Некогда привлекательные черты ее облика подавил и исказил тяжелый взгляд манипулятора, умеющего при необходимости извлекать выгоду из людей и ситуаций. Подобные лидеры появлялись и появляются в истории человечества и тут же обычно исчезают, как пузыри на воде. На смену им приходят другие, впрочем, со своими завиральными идеями, как правило, не оригинальными, уже бытовавшими среди людей и всего лишь перелицованными на новый лад.
Так почему же до сих пор интерес к Блаватской не ослабевает? Почему трудно сопротивляться магнетизму ее личности? Не потому ли, что существовало в ней простодушное благоговенье перед таинственностью жизни? Она сумела до последних дней сохранить в себе дух экзотики. Неведомый большинству людей оккультный мир встает со страниц ее сочинений.
Ясновидение, духовидение, психометрия, чтение мыслей, левитация – вся эта экстрасенсорика кем-то воспринимается тайным подвохом, который устраивают с корыстной целью нечистые на руку люди, а для кого-то это прорыв в завтрашний день человечества, открытие скрытых возможностей человека разумного. Возвращение к тем ментальным практикам, которые были выработаны в стародавние времена, сохранились в культовых традициях некоторых восточных народов и на протяжений тысячелетий, вплоть до дня сегодняшнего, передаются по цепочке от высшего адепта, мастера оккультной науки и философии, к рядовым посвященным.
Таким образом, вернуть утраченное могут только хранители этих знаний, главные среди посвященных, иерофанты (буквально «тот, кто разъясняет священные понятия»).
В это можно верить и не верить. Но покуда существует подобная дилемма, такие люди, как Блаватская, востребованы обществом, им поклоняются и ревностно служат.
Я отнюдь не воображал, что Адьяр, во времена Блаватской – пригород Ченнаи, где до сих пор расположена штаб-квартира Теософического общества, откроет мне многие тайны Е.П.Б. – так называли Елену Петровну Блаватскую ее сподвижники. Не настолько я был самонадеян. Единственное, на что я в полной мере рассчитывал, это научиться отличать белое от черного, свет от тьмы.

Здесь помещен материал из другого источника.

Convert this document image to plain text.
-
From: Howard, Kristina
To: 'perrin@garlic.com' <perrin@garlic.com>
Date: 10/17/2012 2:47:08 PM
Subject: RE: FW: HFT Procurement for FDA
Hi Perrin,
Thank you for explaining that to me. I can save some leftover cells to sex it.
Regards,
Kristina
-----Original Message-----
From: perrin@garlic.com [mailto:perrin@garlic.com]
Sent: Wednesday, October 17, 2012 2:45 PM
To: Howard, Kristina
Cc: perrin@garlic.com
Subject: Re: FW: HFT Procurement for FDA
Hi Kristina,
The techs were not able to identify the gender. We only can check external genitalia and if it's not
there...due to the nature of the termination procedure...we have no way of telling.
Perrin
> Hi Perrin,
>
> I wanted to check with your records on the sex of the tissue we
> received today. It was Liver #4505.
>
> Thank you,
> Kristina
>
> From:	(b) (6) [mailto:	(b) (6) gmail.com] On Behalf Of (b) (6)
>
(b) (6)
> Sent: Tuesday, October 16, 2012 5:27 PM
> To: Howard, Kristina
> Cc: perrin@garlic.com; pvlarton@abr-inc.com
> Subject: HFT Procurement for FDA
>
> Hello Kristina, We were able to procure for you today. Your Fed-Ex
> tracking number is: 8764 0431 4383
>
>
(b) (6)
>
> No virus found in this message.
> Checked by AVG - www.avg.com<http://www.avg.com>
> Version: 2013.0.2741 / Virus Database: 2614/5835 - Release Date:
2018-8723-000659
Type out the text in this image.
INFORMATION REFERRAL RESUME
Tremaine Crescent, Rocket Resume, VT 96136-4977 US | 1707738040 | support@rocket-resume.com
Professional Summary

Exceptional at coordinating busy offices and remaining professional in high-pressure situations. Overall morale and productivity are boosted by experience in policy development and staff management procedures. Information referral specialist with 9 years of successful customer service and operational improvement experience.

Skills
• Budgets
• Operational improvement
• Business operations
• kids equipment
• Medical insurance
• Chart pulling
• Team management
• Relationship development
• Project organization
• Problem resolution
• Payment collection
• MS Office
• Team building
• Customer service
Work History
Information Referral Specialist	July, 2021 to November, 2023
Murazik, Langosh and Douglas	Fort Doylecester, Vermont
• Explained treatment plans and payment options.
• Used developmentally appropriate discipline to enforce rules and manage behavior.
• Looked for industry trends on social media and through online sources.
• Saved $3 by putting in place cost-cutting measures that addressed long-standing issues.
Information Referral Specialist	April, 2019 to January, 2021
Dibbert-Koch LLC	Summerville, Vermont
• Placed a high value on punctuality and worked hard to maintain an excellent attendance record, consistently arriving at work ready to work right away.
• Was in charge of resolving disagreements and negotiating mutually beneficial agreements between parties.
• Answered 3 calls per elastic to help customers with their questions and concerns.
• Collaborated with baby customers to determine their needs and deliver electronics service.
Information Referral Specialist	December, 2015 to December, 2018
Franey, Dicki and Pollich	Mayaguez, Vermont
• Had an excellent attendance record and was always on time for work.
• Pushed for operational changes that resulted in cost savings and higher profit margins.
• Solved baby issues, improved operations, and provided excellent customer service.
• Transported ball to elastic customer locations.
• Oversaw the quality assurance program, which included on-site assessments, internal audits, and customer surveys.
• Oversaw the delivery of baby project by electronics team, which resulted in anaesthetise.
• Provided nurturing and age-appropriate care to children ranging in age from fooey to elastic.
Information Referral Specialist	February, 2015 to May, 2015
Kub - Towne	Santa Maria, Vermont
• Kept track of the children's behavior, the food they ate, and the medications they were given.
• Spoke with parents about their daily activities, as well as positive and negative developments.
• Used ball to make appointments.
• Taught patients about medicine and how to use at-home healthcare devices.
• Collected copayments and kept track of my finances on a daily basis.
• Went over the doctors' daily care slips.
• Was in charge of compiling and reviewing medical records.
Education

Блаватская мерещилась мне за каждым поворотом тропинки, за каждым деревом в парке. Она неуловимо присутствовала в Адьяре, ее грузная фигура временами грезилась мне в сновидениях.
Блаватская успела в своей жизни немало сделать: написала с дюжину книг, сотни статей и еще больше писем, учредила Теософическое общество.
Созданное Блаватской своей монументальностью вот уже более ста лет производит неизгладимое впечатление на многих людей. Творчество было ее страстью и судьбой. Между тем на ее волшебный литературный талант воспроизводить суетную человеческую жизнь, как завораживающую, наполненную космическим смыслом мистерию, на ее редчайшее умение беллетризовать схоластические доктрины, относящиеся к вненаучным источникам знания, мало кто из ее воспоминателей и биографов обращал внимание.
Не будем чрезмерно суровыми к Елене Петровне Блаватской. Лучше обратимся к рассуждениям Мишеля Монтеня о психологической природе человека. Французский писатель и философ эпохи Возрождения взглянул на человека без розовых очков: «…что действительно заслуживает настоящего осуждения – и что касается повседневного существования всех людей, – это то, что даже их личная жизнь полна гнили и мерзости, что их мысль о собственном нравственном очищении – шаткая и туманная, что их раскаяние почти столь же болезненно и преступно, как их грех. Иные, связанные с пороком природными узами или сжившиеся с ним в силу давней привычки, уже не видят в нем никакого уродства. Других (я сам из их числа) порок тяготит, но это уравновешивается для них удовольствием или чем-либо иным, и они уступают пороку, предаются ему ценою того, что грешат пакостно и трусливо».
На эту глубокую мысль трудно что-либо возразить. Представим, что Монтень на сто процентов прав, тогда на ум приходит один контраргумент: если человеческая жизнь настолько порочна и безобразна сама по себе, то стоит ли вообще жить?